Disposal of Effluent

• Disposal by dilution: "Disposal by dilution" refers to the disposal of waste into water bodies like rivers and streams. Before releasing the effluent into a river or body of water, it is vital to take into account the river's capacity for dilution and the amount of dissolved oxygen present. If river water is used for drinking, sufficient chlorination must be used to rid the effluent of pathogenic organisms. Today's industry has created hundreds of new compounds that biological therapy cannot eliminate. As a result, the effluent may contain compounds that are hazardous to humans or that can harm crops, kill fish, or interfere with a stream's regular flow.
• Land disposal: The wastewater can be used for irrigation if there is adequate land available.

Bagmati Civilization Conservation and Development Committee Guheshwori is an illustration of contemporary sewage treatment.

Methods of Sewage Disposal

• Sea outfall: Seacoast cities and towns have the option of dumping their sewage into the sea. The sewage is diluted in the sea water due to the increased depth of the ocean, and the solid gradually oxidizes.
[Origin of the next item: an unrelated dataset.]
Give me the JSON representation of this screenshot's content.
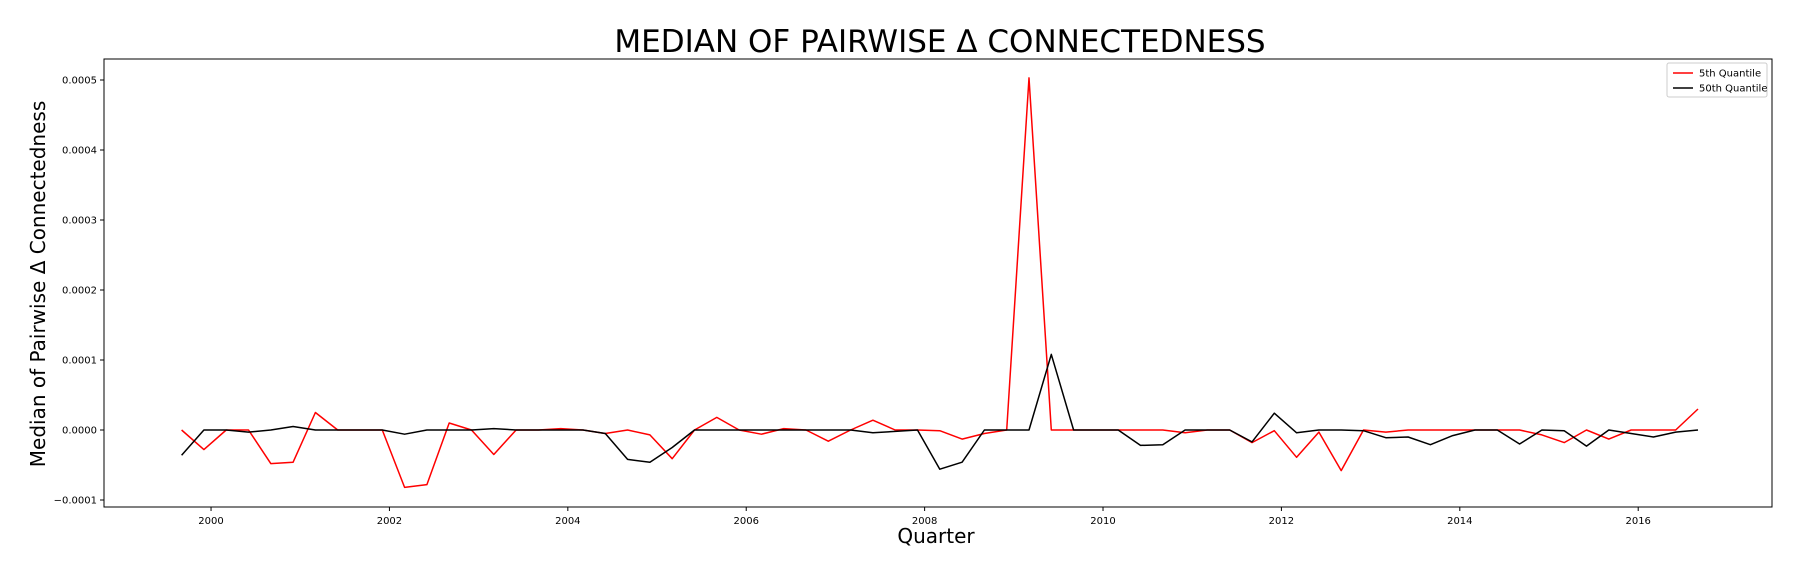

This method has the disadvantage that objectionable solid waste may wash back to the coast and cause a public nuisance. The sewage outfall is constructed to discharge the sewage into deep water through a lengthy sewerage system in order to avoid this. For countries like Nepal that are landlocked, this approach is ineffective.
• The majority of the Kathmandu Valley and other cities in Nepal use this technique, which contaminates the rivers and streams. However, close to Pashupati, the Bagmati Civilization Conservation and Development Committee (previously known as the High Powered Committee for Integrated Development of the Bagmati Civilization) Guheshwori treats the sewage as per modern sewage treatment process & as per modern sewage treatment process then falls at Pingalasthan in the Bagmati River, beneath the Pashupati Temple.
• Sewage may be applied to the land after grit removal, screening, and a brief period of settlement if sufficient and adequate land (porous soil) is available. The term "wide irrigation" also applies to this approach. Through the use of a conduit, the sewage is directed to land. The ground is first divided into ridges and furrows, then crops are planted on the ridges and sewage is intermittently fed into the furrows. The best crops are ones that are likely to be consumed raw and don't come into contact with sewage. It is possible to produce fruit trees with fruits that hang high above the ground. However, crops that will come into touch with sewage, such as sugarcane, coriander, cucumber, tomato, and onion, shouldn't be cultivated. The farm ought to fall under
• Using an oxidation pond to dispose of waste is less expensive. Other names for it include sewage lagoons, redox ponds, and waste stabilization ponds. The oxidation pond is an open, shallow pool that is between 3 and 5 feet deep and has an outlet. An oxidation pond requires the following elements to qualify:
  • Specific bacterial species that feed on organic waste that has decomposed
  • Sun-light 
  • Algae
• Bacteria convert the organic content in sewage to simple chemical components like carbon dioxide, ammonia, and water. The carbon dioxide, water, and inorganic minerals are used by the algae along with sunshine to fuel their growth. Algae and bacteria coexist in oxidation ponds in a biological equilibrium that is mutually beneficial. The most crucial component of life, oxygen, is mostly obtained from algae that release oxygen when exposed to sunshine. So, on sunny days, oxidation ponds operate effectively. Purification is carried out by anaerobic means at night and aerobic means during the day. Thus, both aerobic and anaerobic species of bacteria work together to purify sewage in oxidation ponds.
• Open drainage is used by the vast majority of persons in our neighborhood. A health hazard is an open drainage because it:
  • Assists in fly reproduction
  • Food is contaminated
  • Pollutes water, soil, and air
  • Pollutes the environment Typhoid, paratyphoid, fever, dysentery, diarrhea, cholera, hookworm, ascariasis, and viral hepatitis are among the illnesses brought on by unhygienic conditions.